For breakfast I drink
mango and tamarind juiice
and spread orange
marmelade across
my toast ignoring
the cold white drifts
piled deep
upon the earth and treacherous ice below.
I sip a bit of the tropics
and think about that desert
where sand moves restlessly with the wind into
shapes I do not know.
Letter from Haiti to the Dead
for Walter and Sophia
Who are always with us. Just beyond a curtain of
belief/disbelief. Beyond reach of a hand certainly.

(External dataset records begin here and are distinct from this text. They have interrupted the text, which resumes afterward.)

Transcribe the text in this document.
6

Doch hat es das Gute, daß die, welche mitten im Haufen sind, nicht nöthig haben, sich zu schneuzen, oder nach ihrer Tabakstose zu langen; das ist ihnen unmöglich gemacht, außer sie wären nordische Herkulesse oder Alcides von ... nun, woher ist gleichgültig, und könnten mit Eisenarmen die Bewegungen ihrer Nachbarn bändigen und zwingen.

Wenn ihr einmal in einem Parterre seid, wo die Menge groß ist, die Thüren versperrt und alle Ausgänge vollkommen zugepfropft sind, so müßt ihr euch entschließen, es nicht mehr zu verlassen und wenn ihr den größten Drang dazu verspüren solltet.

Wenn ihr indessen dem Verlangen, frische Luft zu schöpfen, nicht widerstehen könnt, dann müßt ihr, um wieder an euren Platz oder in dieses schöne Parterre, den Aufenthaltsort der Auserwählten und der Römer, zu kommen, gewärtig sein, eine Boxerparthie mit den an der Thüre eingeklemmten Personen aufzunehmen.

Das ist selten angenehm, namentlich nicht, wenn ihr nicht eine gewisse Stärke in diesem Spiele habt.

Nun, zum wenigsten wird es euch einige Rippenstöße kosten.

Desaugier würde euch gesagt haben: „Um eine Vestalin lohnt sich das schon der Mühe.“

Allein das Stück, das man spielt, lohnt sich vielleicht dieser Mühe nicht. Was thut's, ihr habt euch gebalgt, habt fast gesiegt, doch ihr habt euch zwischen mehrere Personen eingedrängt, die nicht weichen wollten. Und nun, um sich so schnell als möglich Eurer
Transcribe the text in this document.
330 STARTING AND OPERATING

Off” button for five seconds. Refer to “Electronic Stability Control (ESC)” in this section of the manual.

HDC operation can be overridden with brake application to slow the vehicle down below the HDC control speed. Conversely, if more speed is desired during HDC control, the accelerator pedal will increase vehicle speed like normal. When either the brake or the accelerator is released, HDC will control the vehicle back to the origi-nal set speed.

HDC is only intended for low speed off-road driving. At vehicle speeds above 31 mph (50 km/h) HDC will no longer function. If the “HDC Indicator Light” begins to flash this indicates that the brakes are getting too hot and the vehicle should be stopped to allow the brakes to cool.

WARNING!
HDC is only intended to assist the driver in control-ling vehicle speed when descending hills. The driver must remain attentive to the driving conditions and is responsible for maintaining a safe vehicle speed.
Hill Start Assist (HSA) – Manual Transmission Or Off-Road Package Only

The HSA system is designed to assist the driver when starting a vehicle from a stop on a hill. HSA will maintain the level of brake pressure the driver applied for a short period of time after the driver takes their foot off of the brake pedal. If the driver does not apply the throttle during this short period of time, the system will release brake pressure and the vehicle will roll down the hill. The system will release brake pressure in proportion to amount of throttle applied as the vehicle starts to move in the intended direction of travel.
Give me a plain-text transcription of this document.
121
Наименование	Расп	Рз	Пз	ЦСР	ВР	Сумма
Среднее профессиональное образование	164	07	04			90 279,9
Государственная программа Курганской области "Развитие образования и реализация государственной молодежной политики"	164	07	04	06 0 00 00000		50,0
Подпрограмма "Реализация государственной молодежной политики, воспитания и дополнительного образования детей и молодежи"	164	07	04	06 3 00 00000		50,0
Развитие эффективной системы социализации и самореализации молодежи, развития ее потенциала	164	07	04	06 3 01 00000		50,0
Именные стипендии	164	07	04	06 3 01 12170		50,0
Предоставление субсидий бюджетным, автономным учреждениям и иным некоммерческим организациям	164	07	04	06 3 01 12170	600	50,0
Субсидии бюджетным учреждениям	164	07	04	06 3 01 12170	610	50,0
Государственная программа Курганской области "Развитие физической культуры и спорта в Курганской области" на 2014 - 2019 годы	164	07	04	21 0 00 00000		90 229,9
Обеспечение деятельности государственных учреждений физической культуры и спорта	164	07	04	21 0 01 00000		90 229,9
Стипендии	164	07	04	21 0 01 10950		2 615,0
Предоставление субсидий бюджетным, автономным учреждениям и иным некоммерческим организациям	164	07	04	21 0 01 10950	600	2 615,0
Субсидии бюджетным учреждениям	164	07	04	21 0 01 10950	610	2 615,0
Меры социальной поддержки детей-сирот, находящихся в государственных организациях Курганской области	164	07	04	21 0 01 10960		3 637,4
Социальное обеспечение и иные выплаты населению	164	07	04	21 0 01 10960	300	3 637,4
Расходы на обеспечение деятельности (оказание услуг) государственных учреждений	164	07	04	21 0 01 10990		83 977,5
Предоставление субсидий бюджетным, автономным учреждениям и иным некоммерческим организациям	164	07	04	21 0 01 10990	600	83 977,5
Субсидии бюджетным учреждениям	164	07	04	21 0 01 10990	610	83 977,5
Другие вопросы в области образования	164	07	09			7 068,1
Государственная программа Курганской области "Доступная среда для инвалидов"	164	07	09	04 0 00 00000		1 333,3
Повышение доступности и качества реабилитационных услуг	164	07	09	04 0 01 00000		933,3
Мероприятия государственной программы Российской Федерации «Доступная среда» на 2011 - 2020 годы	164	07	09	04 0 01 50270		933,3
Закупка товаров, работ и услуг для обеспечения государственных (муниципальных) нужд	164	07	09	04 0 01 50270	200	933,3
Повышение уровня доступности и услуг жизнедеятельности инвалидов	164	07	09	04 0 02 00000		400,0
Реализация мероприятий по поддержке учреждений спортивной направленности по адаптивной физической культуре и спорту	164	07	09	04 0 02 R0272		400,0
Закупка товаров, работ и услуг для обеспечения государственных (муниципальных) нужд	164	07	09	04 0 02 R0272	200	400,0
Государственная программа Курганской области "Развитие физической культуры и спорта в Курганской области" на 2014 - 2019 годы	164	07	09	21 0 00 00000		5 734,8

I miss you in this hot country, this troubled island in a blue
sea where I am trying to see. What do I understand with my
northern eyes I must peel like a grapefruit. Then the juicy
flesh between my teeth.
I want to tell you the story of legendary breadfruit growing
plump, green loaves in this difficult city. I want to whisper of
mangoes, ripe, and sorrow, too. Here backbone and belly do a
scraping dance.
Two boys stand barefoot in a dirt courtyard, slippery and wet
from a Sunday bath. Where does poetry come from, all gardens and
green growth, but the dirt, which is lost to the sea without
strong roots?
Dirt, poetry, gardens. These you gave me.
Never mind the sweet scent of incense you said, breathe the
sewer stench until the whole world grows holy and all people are
fed.
I am far from the northern woods where your ashes are scattered
but what does distance matter? Dirt is dirt. In that glacier
licked land the sun stirs the first soup of spring. Here it
bakes everything.
Rest first teachers and friends, while I root my heart in the
earth and breathe the sandalwood permeating the street.